Elle n'en avait pas parlé à ses parents. Elle était déjà partie de chez eux. La clinique où elle devait se rendre était loin mais ses rêves, tous ses rêves pouvaient reprendre vie sur ce coup de poker.

Elle n'avait gardé aucun souvenir de la clinique, du personnel ni même de l'endroit où elle s'était rendue. Elle s'était simplement réveillée, chez elle, une semaine après être partie. un bouquet d'acanthes à ses côtés. Sur son téléphone, le premier message de R.

Sa voix retrouvée. Plus belle et plus puissante qu'avant même.

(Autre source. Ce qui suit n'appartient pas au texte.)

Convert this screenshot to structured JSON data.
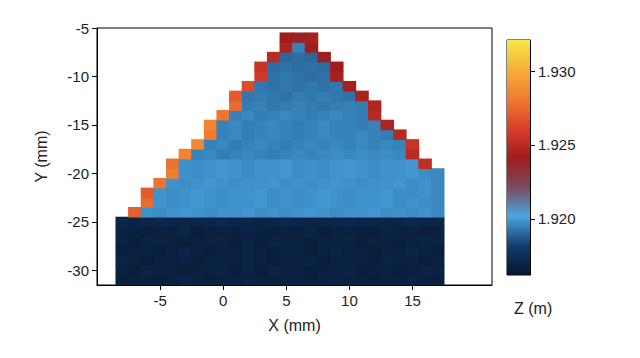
{
  "chart_data": {
    "type": "scatter",
    "x_label": "X (mm)",
    "y_label": "Y (mm)",
    "xlim": [
      -10,
      21.3
    ],
    "ylim": [
      -31.5,
      -5
    ],
    "xticks": [
      -5,
      0,
      5,
      10,
      15
    ],
    "yticks": [
      -30,
      -25,
      -20,
      -15,
      -10,
      -5
    ],
    "grid": false,
    "marker": "square",
    "colorbar": {
      "label": "Z (m)",
      "range": [
        1.9162,
        1.9321
      ],
      "ticks": [
        {
          "value": 1.92,
          "label": "1.920"
        },
        {
          "value": 1.925,
          "label": "1.925"
        },
        {
          "value": 1.93,
          "label": "1.930"
        }
      ]
    },
    "x": [
      -8,
      -7,
      -6,
      -5,
      -4,
      -3,
      -2,
      -1,
      0,
      1,
      2,
      3,
      4,
      5,
      6,
      7,
      8,
      9,
      10,
      11,
      12,
      13,
      14,
      15,
      16,
      17
    ],
    "y": [
      -31,
      -30,
      -29,
      -28,
      -27,
      -26,
      -25,
      -24,
      -23,
      -22,
      -21,
      -20,
      -19,
      -18,
      -17,
      -16,
      -15,
      -14,
      -13,
      -12,
      -11,
      -10,
      -9,
      -8,
      -7,
      -6
    ],
    "z": [
      [
        1.9167,
        1.9168,
        1.9168,
        1.9167,
        1.9168,
        1.9169,
        1.9168,
        1.9167,
        1.9168,
        1.9168,
        1.9169,
        1.9168,
        1.9167,
        1.9168,
        1.9168,
        1.9167,
        1.9168,
        1.9169,
        1.9168,
        1.9168,
        1.9167,
        1.9168,
        1.9168,
        1.9169,
        1.9168,
        1.9167
      ],
      [
        1.9168,
        1.9167,
        1.9169,
        1.9168,
        1.9168,
        1.9167,
        1.9168,
        1.9168,
        1.9169,
        1.9167,
        1.9168,
        1.9167,
        1.9169,
        1.9168,
        1.9168,
        1.9167,
        1.9168,
        1.9168,
        1.9169,
        1.9167,
        1.9168,
        1.9168,
        1.9167,
        1.9168,
        1.9169,
        1.9168
      ],
      [
        1.9169,
        1.9168,
        1.9167,
        1.9168,
        1.9168,
        1.9169,
        1.9167,
        1.9168,
        1.9168,
        1.9168,
        1.9169,
        1.9168,
        1.9167,
        1.9168,
        1.9168,
        1.9169,
        1.9167,
        1.9168,
        1.9168,
        1.9168,
        1.9167,
        1.9169,
        1.9168,
        1.9168,
        1.9167,
        1.9168
      ],
      [
        1.9167,
        1.9168,
        1.9168,
        1.9167,
        1.9168,
        1.9169,
        1.9168,
        1.9167,
        1.9168,
        1.9168,
        1.9169,
        1.9168,
        1.9167,
        1.9168,
        1.9168,
        1.9167,
        1.9168,
        1.9169,
        1.9168,
        1.9168,
        1.9167,
        1.9168,
        1.9168,
        1.9169,
        1.9168,
        1.9167
      ],
      [
        1.9168,
        1.9167,
        1.9169,
        1.9168,
        1.9168,
        1.9167,
        1.9168,
        1.9168,
        1.9169,
        1.9167,
        1.9168,
        1.9167,
        1.9169,
        1.9168,
        1.9168,
        1.9167,
        1.9168,
        1.9168,
        1.9169,
        1.9167,
        1.9168,
        1.9168,
        1.9167,
        1.9168,
        1.9169,
        1.9168
      ],
      [
        1.9169,
        1.9168,
        1.9167,
        1.9168,
        1.9168,
        1.9169,
        1.9167,
        1.9168,
        1.9168,
        1.9168,
        1.9169,
        1.9168,
        1.9167,
        1.9168,
        1.9168,
        1.9169,
        1.9167,
        1.9168,
        1.9168,
        1.9168,
        1.9167,
        1.9169,
        1.9168,
        1.9168,
        1.9167,
        1.9168
      ],
      [
        1.917,
        1.9169,
        1.917,
        1.9171,
        1.917,
        1.9169,
        1.917,
        1.917,
        1.9171,
        1.917,
        1.917,
        1.9169,
        1.917,
        1.9171,
        1.917,
        1.9169,
        1.917,
        1.917,
        1.9171,
        1.917,
        1.917,
        1.9169,
        1.917,
        1.9171,
        1.917,
        1.917
      ],
      [
        null,
        1.9272,
        1.9198,
        1.9197,
        1.9198,
        1.9199,
        1.9198,
        1.9197,
        1.9198,
        1.9198,
        1.9199,
        1.9197,
        1.9198,
        1.9197,
        1.9198,
        1.9199,
        1.9198,
        1.9197,
        1.9198,
        1.9198,
        1.9199,
        1.9197,
        1.9198,
        1.9197,
        1.9198,
        1.9196
      ],
      [
        null,
        null,
        1.9276,
        1.9198,
        1.9197,
        1.9198,
        1.9199,
        1.9198,
        1.9197,
        1.9198,
        1.9198,
        1.9199,
        1.9197,
        1.9198,
        1.9197,
        1.9198,
        1.9199,
        1.9198,
        1.9197,
        1.9198,
        1.9198,
        1.9199,
        1.9197,
        1.9198,
        1.9197,
        1.9196
      ],
      [
        null,
        null,
        1.927,
        1.9198,
        1.9197,
        1.9198,
        1.9199,
        1.9198,
        1.9197,
        1.9198,
        1.9198,
        1.9199,
        1.9197,
        1.9198,
        1.9197,
        1.9198,
        1.9199,
        1.9198,
        1.9197,
        1.9198,
        1.9198,
        1.9199,
        1.9197,
        1.9197,
        1.9198,
        1.9196
      ],
      [
        null,
        null,
        null,
        1.9279,
        1.9198,
        1.9197,
        1.9198,
        1.9199,
        1.9198,
        1.9197,
        1.9198,
        1.9198,
        1.9199,
        1.9197,
        1.9198,
        1.9197,
        1.9198,
        1.9199,
        1.9198,
        1.9197,
        1.9198,
        1.9198,
        1.9199,
        1.9197,
        1.9198,
        1.9196
      ],
      [
        null,
        null,
        null,
        null,
        1.9282,
        1.9198,
        1.9197,
        1.9198,
        1.9199,
        1.9198,
        1.9197,
        1.9198,
        1.9198,
        1.9199,
        1.9197,
        1.9198,
        1.9197,
        1.9198,
        1.9199,
        1.9198,
        1.9197,
        1.9198,
        1.9198,
        1.9199,
        1.9197,
        1.9196
      ],
      [
        null,
        null,
        null,
        null,
        1.9278,
        1.9198,
        1.9197,
        1.9198,
        1.9199,
        1.9198,
        1.9197,
        1.9198,
        1.9198,
        1.9199,
        1.9197,
        1.9198,
        1.9197,
        1.9198,
        1.9199,
        1.9198,
        1.9197,
        1.9198,
        1.9198,
        1.9199,
        1.9252,
        null
      ],
      [
        null,
        null,
        null,
        null,
        null,
        1.9284,
        1.9195,
        1.9196,
        1.9194,
        1.9195,
        1.9196,
        1.9195,
        1.9194,
        1.9195,
        1.9196,
        1.9195,
        1.9196,
        1.9197,
        1.9196,
        1.9197,
        1.9196,
        1.9197,
        1.9196,
        1.925,
        null,
        null
      ],
      [
        null,
        null,
        null,
        null,
        null,
        null,
        1.9286,
        1.9195,
        1.9196,
        1.9194,
        1.9195,
        1.9196,
        1.9195,
        1.9194,
        1.9195,
        1.9196,
        1.9195,
        1.9196,
        1.9195,
        1.9196,
        1.9195,
        1.9196,
        1.9195,
        1.9255,
        null,
        null
      ],
      [
        null,
        null,
        null,
        null,
        null,
        null,
        null,
        1.9281,
        1.9195,
        1.9196,
        1.9194,
        1.9195,
        1.9196,
        1.9195,
        1.9194,
        1.9195,
        1.9196,
        1.9195,
        1.9195,
        1.9196,
        1.9195,
        1.9194,
        1.9248,
        null,
        null,
        null
      ],
      [
        null,
        null,
        null,
        null,
        null,
        null,
        null,
        1.9285,
        1.9195,
        1.9196,
        1.9194,
        1.9195,
        1.9196,
        1.9195,
        1.9194,
        1.9195,
        1.9196,
        1.9195,
        1.9195,
        1.9194,
        1.9195,
        1.9246,
        null,
        null,
        null,
        null
      ],
      [
        null,
        null,
        null,
        null,
        null,
        null,
        null,
        null,
        1.9279,
        1.9195,
        1.9196,
        1.9194,
        1.9195,
        1.9196,
        1.9195,
        1.9194,
        1.9195,
        1.9196,
        1.9195,
        1.9194,
        1.9249,
        null,
        null,
        null,
        null,
        null
      ],
      [
        null,
        null,
        null,
        null,
        null,
        null,
        null,
        null,
        null,
        1.9276,
        1.9194,
        1.9195,
        1.9193,
        1.9194,
        1.9195,
        1.9194,
        1.9193,
        1.9194,
        1.9195,
        1.9194,
        1.9247,
        null,
        null,
        null,
        null,
        null
      ],
      [
        null,
        null,
        null,
        null,
        null,
        null,
        null,
        null,
        null,
        1.927,
        1.9193,
        1.9194,
        1.9193,
        1.9192,
        1.9194,
        1.9193,
        1.9194,
        1.9193,
        1.9192,
        1.9245,
        null,
        null,
        null,
        null,
        null,
        null
      ],
      [
        null,
        null,
        null,
        null,
        null,
        null,
        null,
        null,
        null,
        null,
        1.9265,
        1.9193,
        1.9192,
        1.9193,
        1.9192,
        1.9193,
        1.9192,
        1.9193,
        1.9243,
        null,
        null,
        null,
        null,
        null,
        null,
        null
      ],
      [
        null,
        null,
        null,
        null,
        null,
        null,
        null,
        null,
        null,
        null,
        null,
        1.9258,
        1.9192,
        1.9193,
        1.9192,
        1.9191,
        1.9192,
        1.9244,
        null,
        null,
        null,
        null,
        null,
        null,
        null,
        null
      ],
      [
        null,
        null,
        null,
        null,
        null,
        null,
        null,
        null,
        null,
        null,
        null,
        1.9255,
        1.9191,
        1.9192,
        1.9191,
        1.9192,
        1.9191,
        1.9241,
        null,
        null,
        null,
        null,
        null,
        null,
        null,
        null
      ],
      [
        null,
        null,
        null,
        null,
        null,
        null,
        null,
        null,
        null,
        null,
        null,
        null,
        1.925,
        1.919,
        1.9191,
        1.919,
        1.924,
        null,
        null,
        null,
        null,
        null,
        null,
        null,
        null,
        null
      ],
      [
        null,
        null,
        null,
        null,
        null,
        null,
        null,
        null,
        null,
        null,
        null,
        null,
        null,
        1.9246,
        1.9195,
        1.9242,
        null,
        null,
        null,
        null,
        null,
        null,
        null,
        null,
        null,
        null
      ],
      [
        null,
        null,
        null,
        null,
        null,
        null,
        null,
        null,
        null,
        null,
        null,
        null,
        null,
        1.9242,
        1.9238,
        1.9244,
        null,
        null,
        null,
        null,
        null,
        null,
        null,
        null,
        null,
        null
      ]
    ]
  }
}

La réunification du groupe et son essor.

Elle avait écrit à toute vitesse. Lapadite butait visiblement sur certains mots assez mal écrits, mais il arriva finalement au bout de sa lecture, après un temps qui avait semblé très long.
- Bien, fit l'homme à la blouse en s'étirant, pour l'heure nous en savons assez. Agent Bayard contactez le superviseur. Dites-lui que nous allons amnésier les quatre autres ainsi que le père puis les relâcher. Quant à Élise Vautrin nous allons la classifier en objet SCP, clairement Euclide, et à mon avis d'un bel orange. Et envoyez l'assistante Schneidder lui expliquer ce qu'elle doit savoir.